Field notes, v4226
Page 139
Image from the Biodiversity Heritage Library. Contributed by Museum of Vertebrate Zoology, University of California, Berkeley. | www.biodiversitylibrary.org
Transcription
Boots, Dean 2007 Journal Camp 2 to Camp 3, trail to Cerro Kamuk, Parque Internacional La Amistad, Prov. Puntarenas-Limon, Costa Rica Dec. 18 We left camp 2 around 08:00 and climbed up through nice mossy oak forest to the top of Cerro Duku, which I think is on the Talamancan crest.
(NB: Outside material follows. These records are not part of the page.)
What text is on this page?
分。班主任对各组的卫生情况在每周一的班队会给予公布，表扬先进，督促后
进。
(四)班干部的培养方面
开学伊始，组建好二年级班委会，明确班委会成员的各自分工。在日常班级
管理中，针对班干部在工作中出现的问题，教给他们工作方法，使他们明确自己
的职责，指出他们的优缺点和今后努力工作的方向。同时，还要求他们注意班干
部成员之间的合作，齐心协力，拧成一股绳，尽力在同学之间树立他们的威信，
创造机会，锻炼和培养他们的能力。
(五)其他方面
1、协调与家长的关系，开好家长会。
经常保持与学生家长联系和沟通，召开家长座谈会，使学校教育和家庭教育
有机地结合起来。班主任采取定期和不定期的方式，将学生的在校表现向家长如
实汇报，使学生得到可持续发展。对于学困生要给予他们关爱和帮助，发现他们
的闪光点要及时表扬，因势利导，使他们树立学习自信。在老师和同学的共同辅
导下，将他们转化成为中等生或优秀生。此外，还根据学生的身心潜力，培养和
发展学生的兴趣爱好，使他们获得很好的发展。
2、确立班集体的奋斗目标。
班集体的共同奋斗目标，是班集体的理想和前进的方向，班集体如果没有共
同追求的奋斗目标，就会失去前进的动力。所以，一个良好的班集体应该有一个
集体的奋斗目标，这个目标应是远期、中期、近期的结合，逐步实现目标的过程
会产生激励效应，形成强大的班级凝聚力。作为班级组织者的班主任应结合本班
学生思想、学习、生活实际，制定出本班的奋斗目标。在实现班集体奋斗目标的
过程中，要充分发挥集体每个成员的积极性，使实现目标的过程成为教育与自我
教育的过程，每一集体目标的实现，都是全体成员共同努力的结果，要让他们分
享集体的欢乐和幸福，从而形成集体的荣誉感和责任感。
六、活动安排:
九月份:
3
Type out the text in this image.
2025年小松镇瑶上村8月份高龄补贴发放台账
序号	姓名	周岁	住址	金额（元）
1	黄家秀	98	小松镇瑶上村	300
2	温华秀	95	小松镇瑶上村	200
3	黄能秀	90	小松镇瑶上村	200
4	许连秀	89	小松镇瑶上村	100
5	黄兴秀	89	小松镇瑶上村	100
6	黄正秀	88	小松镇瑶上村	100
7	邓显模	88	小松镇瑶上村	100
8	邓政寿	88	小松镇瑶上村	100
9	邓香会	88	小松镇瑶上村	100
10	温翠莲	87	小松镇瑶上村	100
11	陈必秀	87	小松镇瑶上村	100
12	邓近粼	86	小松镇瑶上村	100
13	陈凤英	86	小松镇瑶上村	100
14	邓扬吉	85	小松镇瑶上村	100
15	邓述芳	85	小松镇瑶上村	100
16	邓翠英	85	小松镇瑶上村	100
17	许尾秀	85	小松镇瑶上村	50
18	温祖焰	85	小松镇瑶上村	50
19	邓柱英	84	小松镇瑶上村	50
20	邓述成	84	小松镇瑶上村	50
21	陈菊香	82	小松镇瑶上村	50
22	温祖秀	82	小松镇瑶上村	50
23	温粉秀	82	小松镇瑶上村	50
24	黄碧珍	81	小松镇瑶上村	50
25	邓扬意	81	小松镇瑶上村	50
The habitat there consisted of paramo with tons of moss and ferns, some Clusia trees, and some bunchgrass. I pulledmo and I opened about 30 bromeliads in a little over an hour but found only one Mesaspis marticola. Cachi focused on moss and found nothing, as did Aljido. Hugo (our guide) found an elatiorhiza picadori and some tadpoles in bromeliads (9.24276°N, 83.07140°W [WGS84, 7m acc], 2963m elev). This area seemed great for salamanders and I was surprised that we didn't find any. We continued on to a small area of very mossy forest and searched in moss and a few bromeliads for ~30min but found nothing. We then climbed out of the forest and stayed in paramo for the rest of the day, aside from some stands of short Clusia trees. I opened a bromeliad from one of these trees and found a black salamander with golden flecks on its sides and ventr, of about the same size as the first salamanders we got on the trip, although less robust (9.25450°N, 83.05912°W [WGS84, 7m acc], 3089m elev). Cachi found another one nearby in mossy. I looked in a big patch of moss in the same area and found a small orange-brown Bolitoglossa, which Cachi says looks like the ones from Cerro Fabrega. We searched for ~20 minutes in moss but found nothing more. The final ascent to our camp passed into a zone of drier bamboo paramo that doesn't look as good for salamanders. It was cold and very windy at night, so we didn't search.